Although mainstreaming appeared to be very successful, Dr Frey noted that it requires complex training and teamwork, so it may not be possible in all centers.
“Mainstreaming requires a significant amount of buy-in from your medical team and also from a genetics team that’s going to educate the medical team on how to perform genetic counseling and testing,” Dr Frey said. “So I also think that it is important to individualize this based on the resources at the specific practice.”
“Looking at the interventions they analyzed, mainstreaming certainly looks promising as well as embedded genetic counseling, as well as universal testing or opt-out,” Dr Kurian said. “Telemedicine is another strategy that has great potential too.
“Right now, all of these interventions look better than the 30% testing you get when you don’t do them. I think it is likely that combinations of these strategies will be most effective, and that will depend on what kind of facility and what kind of population we’re trying to serve.”

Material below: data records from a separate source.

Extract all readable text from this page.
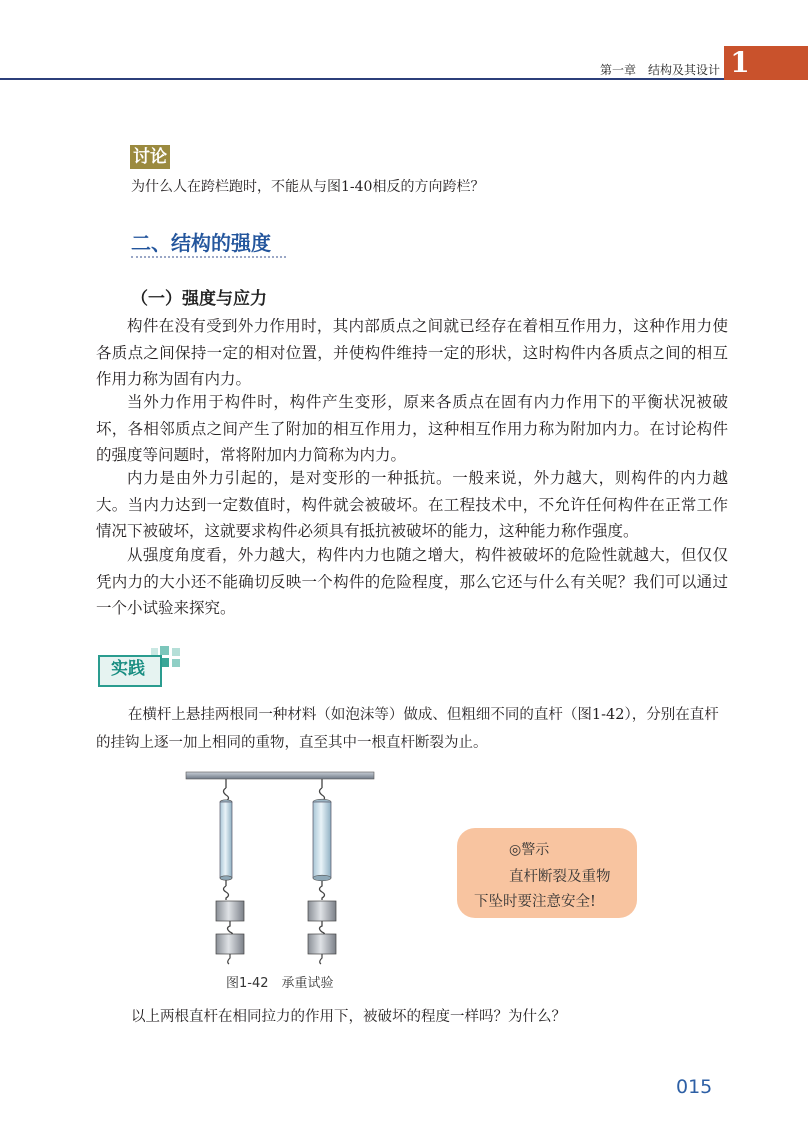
第一章　结构及其设计 1
讨论
为什么人在跨栏跑时，不能从与图1-40相反的方向跨栏？
二、结构的强度
（一）强度与应力

构件在没有受到外力作用时，其内部质点之间就已经存在着相互作用力，这种作用力使各质点之间保持一定的相对位置，并使构件维持一定的形状，这时构件内各质点之间的相互作用力称为固有内力。

当外力作用于构件时，构件产生变形，原来各质点在固有内力作用下的平衡状况被破坏，各相邻质点之间产生了附加的相互作用力，这种相互作用力称为附加内力。在讨论构件的强度等问题时，常将附加内力简称为内力。

内力是由外力引起的，是对变形的一种抵抗。一般来说，外力越大，则构件的内力越大。当内力达到一定数值时，构件就会被破坏。在工程技术中，不允许任何构件在正常工作情况下被破坏，这就要求构件必须具有抵抗被破坏的能力，这种能力称作强度。

从强度角度看，外力越大，构件内力也随之增大，构件被破坏的危险性就越大，但仅仅凭内力的大小还不能确切反映一个构件的危险程度，那么它还与什么有关呢？我们可以通过一个小试验来探究。

实践

在横杆上悬挂两根同一种材料（如泡沫等）做成、但粗细不同的直杆（图1-42），分别在直杆的挂钩上逐一加上相同的重物，直至其中一根直杆断裂为止。

图1-42　承重试验
◎警示
直杆断裂及重物
下坠时要注意安全!
以上两根直杆在相同拉力的作用下，被破坏的程度一样吗？为什么？
015
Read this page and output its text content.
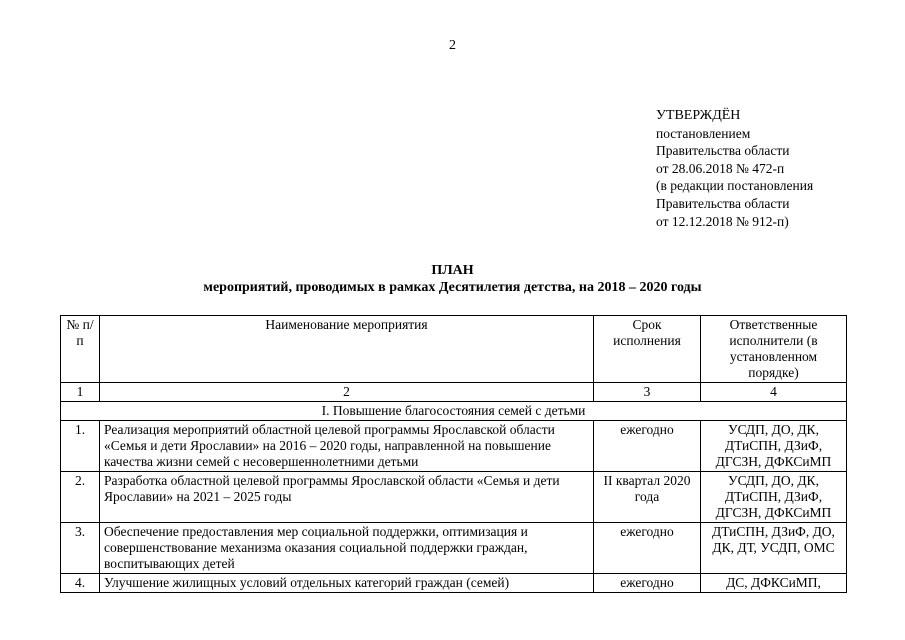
2
УТВЕРЖДЁН
постановлением
Правительства области
от 28.06.2018 № 472-п
(в редакции постановления
Правительства области
от 12.12.2018 № 912-п)
ПЛАН
мероприятий, проводимых в рамках Десятилетия детства, на 2018 – 2020 годы
№ п/п	Наименование мероприятия	Срок исполнения	Ответственные исполнители (в установленном порядке)
1	2	3	4
I. Повышение благосостояния семей с детьми			
1.	Реализация мероприятий областной целевой программы Ярославской области «Семья и дети Ярославии» на 2016 – 2020 годы, направленной на повышение качества жизни семей с несовершеннолетними детьми	ежегодно	УСДП, ДО, ДК, ДТиСПН, ДЗиФ, ДГСЗН, ДФКСиМП
2.	Разработка областной целевой программы Ярославской области «Семья и дети Ярославии» на 2021 – 2025 годы	II квартал 2020 года	УСДП, ДО, ДК, ДТиСПН, ДЗиФ, ДГСЗН, ДФКСиМП
3.	Обеспечение предоставления мер социальной поддержки, оптимизация и совершенствование механизма оказания социальной поддержки граждан, воспитывающих детей	ежегодно	ДТиСПН, ДЗиФ, ДО, ДК, ДТ, УСДП, ОМС
4.	Улучшение жилищных условий отдельных категорий граждан (семей)	ежегодно	ДС, ДФКСиМП,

“I think that most oncologists believe in the power of genetics and believe that genetic testing at [the] time of a cancer diagnosis is critical,” Dr Frey said. “But I’m hoping that this study will cause us to realize that, despite a universal recommendation for genetic testing, we’re still far from that in reality, and we should critically evaluate our own successes and our own practices.”
References
- Lin J, Sharaf RN, Saganty R, et al. Achieving universal genetic assessment for women with ovarian cancer: Are we there yet? A systematic review and meta-analysis. Gynecol Oncol. Published online May 19, 2021. doi:10.1016/j.ygyno.2021.05.011
- Kurian AW, Ward KC, Abrahamse P, et al. Time trends in receipt of germline genetic testing and results for women diagnosed with breast cancer or ovarian cancer, 2012-2019. J Clin Oncol. 2021;39(15):1631-1640. doi:10.1200/JCO.20.02785
This article was published by Cancer Therapy Advisor.